GO Enrichment Analysis

This tool can be used to investigate candidate variants, or better their corresponding altered genes for a common functional role. For example if you would like to know what is interesting in the zebu cattle in comparison to bison and taurine cattle, you can use this tool. For that approach, first filter all found variants in zebu for zebu-specific variants and afterwards run the GO enrichment test for biological process to see that more variants than expected are in immune response genes. These can then be further investigated.

You will need a GO association file to run this tool. Such a file includes gene names and associated Gene Ontology terms and can be downloaded that from the Gene Ontology web site for various species (http://www.geneontology.org/GO.downloads.annotations.shtml). Download the GO Annotations of the relavant species by clicking on the *.gz link in the table (see figure 29.27). Import the downloaded annotations into the workbench using Import | Standard Import.

Image GO_download_GOA
Figure 29.27: Download the GO Annotations by clicking on the *.gz link in the table.

You will also need a Gene track for the relevant species (learn more about gene tracks in the Track types section).

To run the GO Enrichment analysis, go to the toolbox:

        Toolbox | Resequencing Analysis (Image resequencing) | Functional Consequences (Image functional_cons_folder_closed_16_h_p) | GO Enrichment Analysis (Image go_enrichment_16_n_p)

First, select the variant track containing the variants to analyse. You then have to specify both the annotation association file and the gene track. Finally, choose which ontology (cellular component, biological process or molecular function) you would like to test for (see figure 29.28).

Image GO_enrichment_step2
Figure 29.28: The GO enrichment settings.

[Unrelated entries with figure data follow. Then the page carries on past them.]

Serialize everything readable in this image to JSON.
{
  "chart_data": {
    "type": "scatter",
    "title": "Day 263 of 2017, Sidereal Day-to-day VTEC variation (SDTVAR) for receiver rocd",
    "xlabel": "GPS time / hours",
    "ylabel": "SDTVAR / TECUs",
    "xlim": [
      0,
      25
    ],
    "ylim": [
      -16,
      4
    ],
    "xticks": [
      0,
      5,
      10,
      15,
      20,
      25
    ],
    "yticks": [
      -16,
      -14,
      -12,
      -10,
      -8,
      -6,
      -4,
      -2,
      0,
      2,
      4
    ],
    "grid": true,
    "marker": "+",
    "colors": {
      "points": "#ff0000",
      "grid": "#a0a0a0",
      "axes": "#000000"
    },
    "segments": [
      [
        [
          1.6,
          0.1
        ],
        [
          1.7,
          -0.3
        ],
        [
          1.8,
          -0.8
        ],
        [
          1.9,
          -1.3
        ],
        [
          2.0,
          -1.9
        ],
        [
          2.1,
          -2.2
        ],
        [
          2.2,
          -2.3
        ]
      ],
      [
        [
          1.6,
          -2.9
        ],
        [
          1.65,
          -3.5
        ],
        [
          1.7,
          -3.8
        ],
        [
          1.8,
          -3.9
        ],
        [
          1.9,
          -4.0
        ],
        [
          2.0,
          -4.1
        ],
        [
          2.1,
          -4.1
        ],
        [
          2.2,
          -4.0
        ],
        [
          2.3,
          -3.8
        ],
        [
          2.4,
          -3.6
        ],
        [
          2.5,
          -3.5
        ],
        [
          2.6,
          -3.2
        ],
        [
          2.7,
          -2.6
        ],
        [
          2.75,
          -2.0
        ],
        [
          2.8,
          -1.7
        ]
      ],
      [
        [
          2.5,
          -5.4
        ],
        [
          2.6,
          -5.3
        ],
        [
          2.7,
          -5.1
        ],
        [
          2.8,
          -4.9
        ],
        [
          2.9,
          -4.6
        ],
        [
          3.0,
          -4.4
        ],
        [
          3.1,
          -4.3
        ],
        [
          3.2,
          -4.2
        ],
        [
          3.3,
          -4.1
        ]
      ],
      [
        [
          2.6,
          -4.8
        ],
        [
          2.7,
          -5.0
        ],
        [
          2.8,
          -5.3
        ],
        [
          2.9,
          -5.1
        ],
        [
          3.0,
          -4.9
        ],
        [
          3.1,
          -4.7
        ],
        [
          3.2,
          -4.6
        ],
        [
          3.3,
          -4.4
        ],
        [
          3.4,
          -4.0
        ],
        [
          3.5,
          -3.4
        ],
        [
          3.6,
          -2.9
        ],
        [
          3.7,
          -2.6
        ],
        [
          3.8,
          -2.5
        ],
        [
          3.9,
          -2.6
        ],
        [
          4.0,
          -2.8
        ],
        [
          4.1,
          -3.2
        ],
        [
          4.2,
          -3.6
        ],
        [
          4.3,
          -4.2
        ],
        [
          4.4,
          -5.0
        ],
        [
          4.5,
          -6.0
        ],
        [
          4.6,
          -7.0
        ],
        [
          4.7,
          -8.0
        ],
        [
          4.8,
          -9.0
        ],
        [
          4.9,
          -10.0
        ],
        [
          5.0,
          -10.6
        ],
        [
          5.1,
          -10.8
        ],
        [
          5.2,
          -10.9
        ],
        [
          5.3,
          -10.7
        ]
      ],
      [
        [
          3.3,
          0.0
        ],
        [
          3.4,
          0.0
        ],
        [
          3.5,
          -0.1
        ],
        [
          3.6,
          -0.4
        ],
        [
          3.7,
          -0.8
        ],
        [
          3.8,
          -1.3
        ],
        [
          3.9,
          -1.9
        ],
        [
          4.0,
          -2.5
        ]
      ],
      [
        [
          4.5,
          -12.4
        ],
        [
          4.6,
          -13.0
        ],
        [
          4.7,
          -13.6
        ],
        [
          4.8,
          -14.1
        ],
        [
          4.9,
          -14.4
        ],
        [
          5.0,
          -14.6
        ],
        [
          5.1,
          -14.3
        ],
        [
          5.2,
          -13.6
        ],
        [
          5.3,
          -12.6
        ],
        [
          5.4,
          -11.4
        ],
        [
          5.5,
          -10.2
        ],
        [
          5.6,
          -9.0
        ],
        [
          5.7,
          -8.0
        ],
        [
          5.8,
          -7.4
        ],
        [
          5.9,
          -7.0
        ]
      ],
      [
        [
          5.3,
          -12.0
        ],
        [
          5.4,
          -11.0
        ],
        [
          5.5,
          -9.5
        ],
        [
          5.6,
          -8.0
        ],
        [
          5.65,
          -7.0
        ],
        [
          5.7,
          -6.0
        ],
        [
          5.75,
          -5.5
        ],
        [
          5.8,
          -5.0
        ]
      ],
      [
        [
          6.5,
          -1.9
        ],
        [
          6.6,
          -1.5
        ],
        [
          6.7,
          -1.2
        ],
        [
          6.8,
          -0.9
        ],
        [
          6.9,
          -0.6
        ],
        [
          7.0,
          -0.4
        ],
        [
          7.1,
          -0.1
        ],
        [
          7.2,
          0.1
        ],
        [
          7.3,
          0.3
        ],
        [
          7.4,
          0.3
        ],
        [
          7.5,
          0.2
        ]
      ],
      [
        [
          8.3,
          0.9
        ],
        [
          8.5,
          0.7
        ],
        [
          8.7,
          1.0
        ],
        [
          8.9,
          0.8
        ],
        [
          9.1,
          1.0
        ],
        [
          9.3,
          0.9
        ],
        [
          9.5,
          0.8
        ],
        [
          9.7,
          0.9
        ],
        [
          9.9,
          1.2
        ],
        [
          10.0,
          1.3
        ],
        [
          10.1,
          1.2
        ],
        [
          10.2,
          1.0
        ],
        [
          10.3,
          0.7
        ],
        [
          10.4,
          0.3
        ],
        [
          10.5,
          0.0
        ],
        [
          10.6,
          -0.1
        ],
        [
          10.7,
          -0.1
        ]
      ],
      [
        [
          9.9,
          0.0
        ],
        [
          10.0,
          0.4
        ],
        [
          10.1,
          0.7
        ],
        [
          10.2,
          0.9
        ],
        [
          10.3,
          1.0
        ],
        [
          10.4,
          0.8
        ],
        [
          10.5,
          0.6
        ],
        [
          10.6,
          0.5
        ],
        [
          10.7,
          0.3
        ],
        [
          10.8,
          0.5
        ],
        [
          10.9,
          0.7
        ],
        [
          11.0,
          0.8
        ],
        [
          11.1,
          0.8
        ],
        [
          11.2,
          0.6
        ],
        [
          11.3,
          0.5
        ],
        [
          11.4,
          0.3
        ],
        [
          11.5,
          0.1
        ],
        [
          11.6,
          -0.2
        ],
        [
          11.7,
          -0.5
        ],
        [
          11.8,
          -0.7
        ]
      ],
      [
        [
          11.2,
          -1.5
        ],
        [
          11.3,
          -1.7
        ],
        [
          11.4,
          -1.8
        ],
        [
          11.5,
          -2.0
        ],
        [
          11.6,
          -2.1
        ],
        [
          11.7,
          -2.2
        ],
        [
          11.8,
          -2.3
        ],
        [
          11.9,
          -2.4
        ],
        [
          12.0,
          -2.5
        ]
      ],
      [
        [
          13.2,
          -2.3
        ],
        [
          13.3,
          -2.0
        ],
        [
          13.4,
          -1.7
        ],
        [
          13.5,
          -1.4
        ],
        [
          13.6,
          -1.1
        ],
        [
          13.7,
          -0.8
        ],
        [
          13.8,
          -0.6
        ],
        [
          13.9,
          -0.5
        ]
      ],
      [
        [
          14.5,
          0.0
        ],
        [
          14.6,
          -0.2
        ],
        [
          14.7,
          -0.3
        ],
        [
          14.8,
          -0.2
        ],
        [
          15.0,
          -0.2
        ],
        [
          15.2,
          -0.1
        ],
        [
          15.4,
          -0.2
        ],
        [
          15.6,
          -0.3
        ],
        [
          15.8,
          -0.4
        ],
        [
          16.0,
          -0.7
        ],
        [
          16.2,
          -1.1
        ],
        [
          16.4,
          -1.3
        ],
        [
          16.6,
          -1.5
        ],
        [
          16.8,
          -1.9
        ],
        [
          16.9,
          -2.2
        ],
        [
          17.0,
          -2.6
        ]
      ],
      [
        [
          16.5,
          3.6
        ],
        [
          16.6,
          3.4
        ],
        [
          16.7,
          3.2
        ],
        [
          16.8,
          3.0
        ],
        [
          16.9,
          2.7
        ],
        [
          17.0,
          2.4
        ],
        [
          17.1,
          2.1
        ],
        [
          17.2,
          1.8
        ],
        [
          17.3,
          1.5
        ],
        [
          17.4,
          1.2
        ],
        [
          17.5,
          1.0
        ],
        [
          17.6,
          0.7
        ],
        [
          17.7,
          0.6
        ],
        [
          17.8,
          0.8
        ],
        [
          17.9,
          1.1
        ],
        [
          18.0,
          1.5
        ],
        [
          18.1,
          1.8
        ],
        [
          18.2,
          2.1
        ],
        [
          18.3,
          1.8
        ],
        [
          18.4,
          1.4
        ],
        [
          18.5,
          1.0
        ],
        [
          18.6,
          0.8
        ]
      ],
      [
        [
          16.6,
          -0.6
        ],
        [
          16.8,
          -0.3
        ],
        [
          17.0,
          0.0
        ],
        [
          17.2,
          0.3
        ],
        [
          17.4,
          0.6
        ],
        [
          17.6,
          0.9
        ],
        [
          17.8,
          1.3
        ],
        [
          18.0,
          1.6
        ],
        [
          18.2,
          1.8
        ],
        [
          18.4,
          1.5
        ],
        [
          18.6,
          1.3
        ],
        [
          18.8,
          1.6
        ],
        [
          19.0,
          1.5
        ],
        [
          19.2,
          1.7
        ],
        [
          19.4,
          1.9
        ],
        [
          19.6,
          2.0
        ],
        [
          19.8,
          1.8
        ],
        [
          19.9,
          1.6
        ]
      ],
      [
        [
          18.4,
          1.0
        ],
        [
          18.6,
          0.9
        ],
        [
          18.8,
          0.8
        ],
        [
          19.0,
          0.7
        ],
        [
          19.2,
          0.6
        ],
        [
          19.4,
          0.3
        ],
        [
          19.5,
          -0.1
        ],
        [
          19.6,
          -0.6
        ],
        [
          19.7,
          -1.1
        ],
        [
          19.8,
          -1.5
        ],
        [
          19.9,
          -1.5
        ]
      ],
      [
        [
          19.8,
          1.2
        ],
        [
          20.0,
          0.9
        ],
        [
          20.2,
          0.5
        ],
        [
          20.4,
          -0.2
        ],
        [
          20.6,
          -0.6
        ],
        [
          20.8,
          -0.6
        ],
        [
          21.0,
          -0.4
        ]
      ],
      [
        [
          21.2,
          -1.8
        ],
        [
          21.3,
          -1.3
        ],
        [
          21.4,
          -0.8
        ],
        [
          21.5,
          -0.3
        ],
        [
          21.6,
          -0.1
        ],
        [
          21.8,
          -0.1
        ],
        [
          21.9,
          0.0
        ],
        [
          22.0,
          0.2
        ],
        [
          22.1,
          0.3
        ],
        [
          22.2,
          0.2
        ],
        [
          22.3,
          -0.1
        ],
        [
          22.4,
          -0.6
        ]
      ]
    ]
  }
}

The analysis starts by associating all of the variants from the input variant file with genes in the gene track, based on overlap with the gene annotations.

Next, the Workbench tries to match gene names from the gene (annotation) track with the gene names in the GO association file. Note that the same gene name definition should be used in both files.

Finally, an hypergeometric test is used to identify over-represented GO terms by testing whether some of the GO terms are over-represented in a given gene set, compared to a randomly selected set of genes.

The result is a table with GO terms and the calculated p-value for the candidate variants, as well as a new variant file with annotated GO terms and the corresponding p-value (see figure 29.29). The p-value is the probability of obtaining a test statistic at least as extreme as the one that was actually observed, or in other words how significant (trustworthy) a result is. In case of a small p-value the probability of achieving the same result by chance with the same test statistic is very small.

Image GOEnrichmentResults
Figure 29.29: The results of the analysis.

In addition to the p-values, the table lists for each GO term the number and names of the genes that matched, and the number and names of the matched genes that contains at least one variant.